Heartbeat (1992 - 2010)

So 4 hours in advance hehe... Well next week it's The Cube and TXF - I'm sure a lot of older viewers will love that!!! Back to BBC1 for them and a new series of Antiques Roadshow...
 
After 371 episodes and in its 18th series we say farewell to residence of Aidensfield and to Heartbeat this Sunday for episode 372 and the end of an era.

When new bobby on the beat Nick Rowan and his wife Kate appeared on our screen for the first time, the drama was not the traditional Sunday night family friendly drama it has become over the years its been on our screens.
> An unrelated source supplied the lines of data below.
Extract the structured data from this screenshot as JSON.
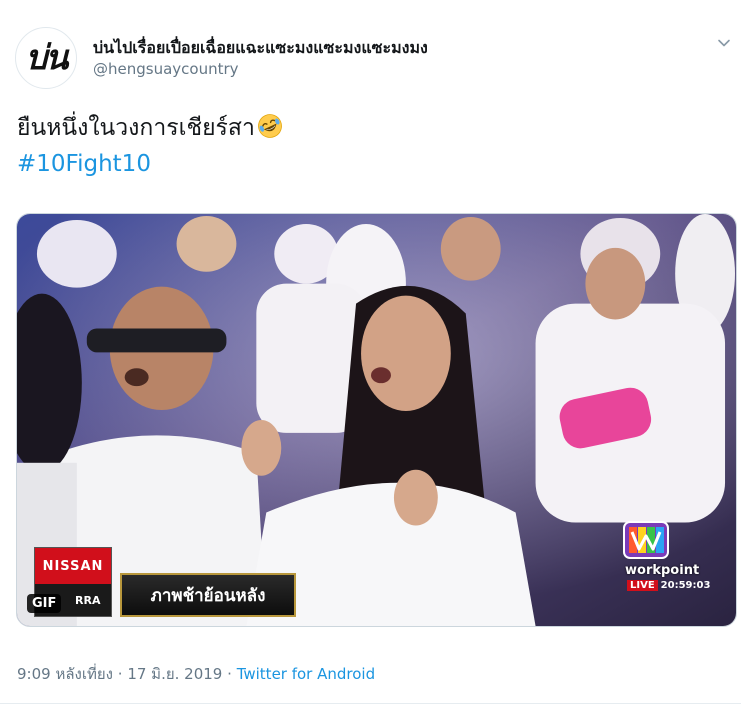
{
  "author": {
    "avatar_text": "บ่น",
    "display_name": "บ่นไปเรื่อยเปื่อยเฉื่อยแฉะแซะมงแซะมงแซะมงมง",
    "handle": "@hengsuaycountry"
  },
  "menu_icon": "chevron-down-icon",
  "tweet": {
    "text": "ยืนหนึ่งในวงการเชียร์สา",
    "emoji": "rolling-on-floor-laughing-emoji",
    "hashtag": "#10Fight10"
  },
  "media": {
    "type": "GIF",
    "gif_label": "GIF",
    "sponsor_name": "NISSAN",
    "sponsor_sub": "RRA",
    "caption": "ภาพช้าย้อนหลัง",
    "channel_name": "workpoint",
    "live_label": "LIVE",
    "live_clock": "20:59:03"
  },
  "footer": {
    "time": "9:09 หลังเที่ยง",
    "separator": "·",
    "date": "17 มิ.ย. 2019",
    "source": "Twitter for Android"
  },
  "colors": {
    "link": "#1b95e0",
    "secondary_text": "#657786",
    "primary_text": "#14171a",
    "sponsor_red": "#d10f1b"
  }
}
Heartbeat originally produced by Yorkshire Television in the days before ITV plc. even existed premiered at 9pm on Friday 10 April 1992, which back then the ITV schedule on its launch night looked like this:

Friday 10 April 1992

19:30 Coronation Street
20:00 Surprise, Surprise
21:00 Heartbeat
22:00 ITN News at Ten

It's Friday night's showing did not last too long and in the Autumn of 1993 at the start of the second series it was moved to its more familiar Sunday 8pm slot to appeal to a family audience and has basically remained ever since, although in some occasions it has been shown at 7pm and 9pm (when ITV1 had the rights to F1) but has never left the Sunday night audience.

When Nick Rowan (played by Nick Berry) left Aidensfield to emigrate with his second wife Jo and his daughter Katie to Canada, a special one-off straight to VHS feature length episode was released showing how life was across the Atlantic for the Rowan family.

So on Sunday Heartbeat will end on an ITV1 schedule looking like this:

Sunday 12 September 2010

19:00 David Jason: The Battle of Britain
20:00 Heartbeat
21:00 Albert's Memorial
22:30 ITV News

A lot has changed in the last 18 years but to see the same familiar faces on our screen on a number of Sunday nights every year, its going be something that I guess will be missed.

It may probably be missed as what Last of the Summer Wine gave the BBC audience for 37 years.

Funny to think two well-known programmes based in Yorkshire come to an end within two-weeks of each other.
 
So will we ever find out if Blaketon survived.:D

Seriously though - for such a long running show ITV could have done better tonight. For a show that had been on for 16 years at least the announcer could have said something at the end instead of trailing the latest David Jason post retirement schedule filler.

I presume the Royal is over too - or do they still have more episodes in the can.

Its such a shame all those nice Sunday evening shows that did comedy and drama are now gone - they gave you such a nice warm feeling inside before you went to work on Monday:D e.g. Hamish Macbeth, Ballykissangel, Heartbeat, Last of the summer wine, Monarch of the Glen.
 
I'd like to see a proper send-off too (or the series revived in the 70s). Oscar should become a fox-hunt saboteur :D

(I miss Mr Derek :o)
 
he went for a man with a gun and fell onto a pitch fork last seem on a life support at the shopital perhaps the royal will tie up the loose ends?
 
What will Poor David and Defer do now. I bet those tears were real ones from the cast. It had a feel good feeling to it. Shame as always they get rid of the good ones and fill their places with tripe!!
 
I remember some of the early stories being grittier, such as one episode where a drug dealer is dealing LSD and someone jumps off a church tower and another episode where a group of mods and rockers start a brawl. I think it became softer after Nick Berry left.
 
I think it's a great injustice that ITV hasn't produced a special show to bid Heartbeat farewell. I think the ratings have only really dropped in the last couple of years because of the shoddy treatment it's been given by the ITV schedulers and the total lack of promotion on ITV1. Having said that, its audience has still been averaging between five and six million viewers which is in the same ballpark as Casualty and far higher than The Bill. An audience of that size, to me at least, would appear to justify a proper send-off and, at the very least, a proper final episode which I believe should be set on 31st December 1969 and end at the stroke of midnight, finally bringing the village of Aidensfield into the 1970s.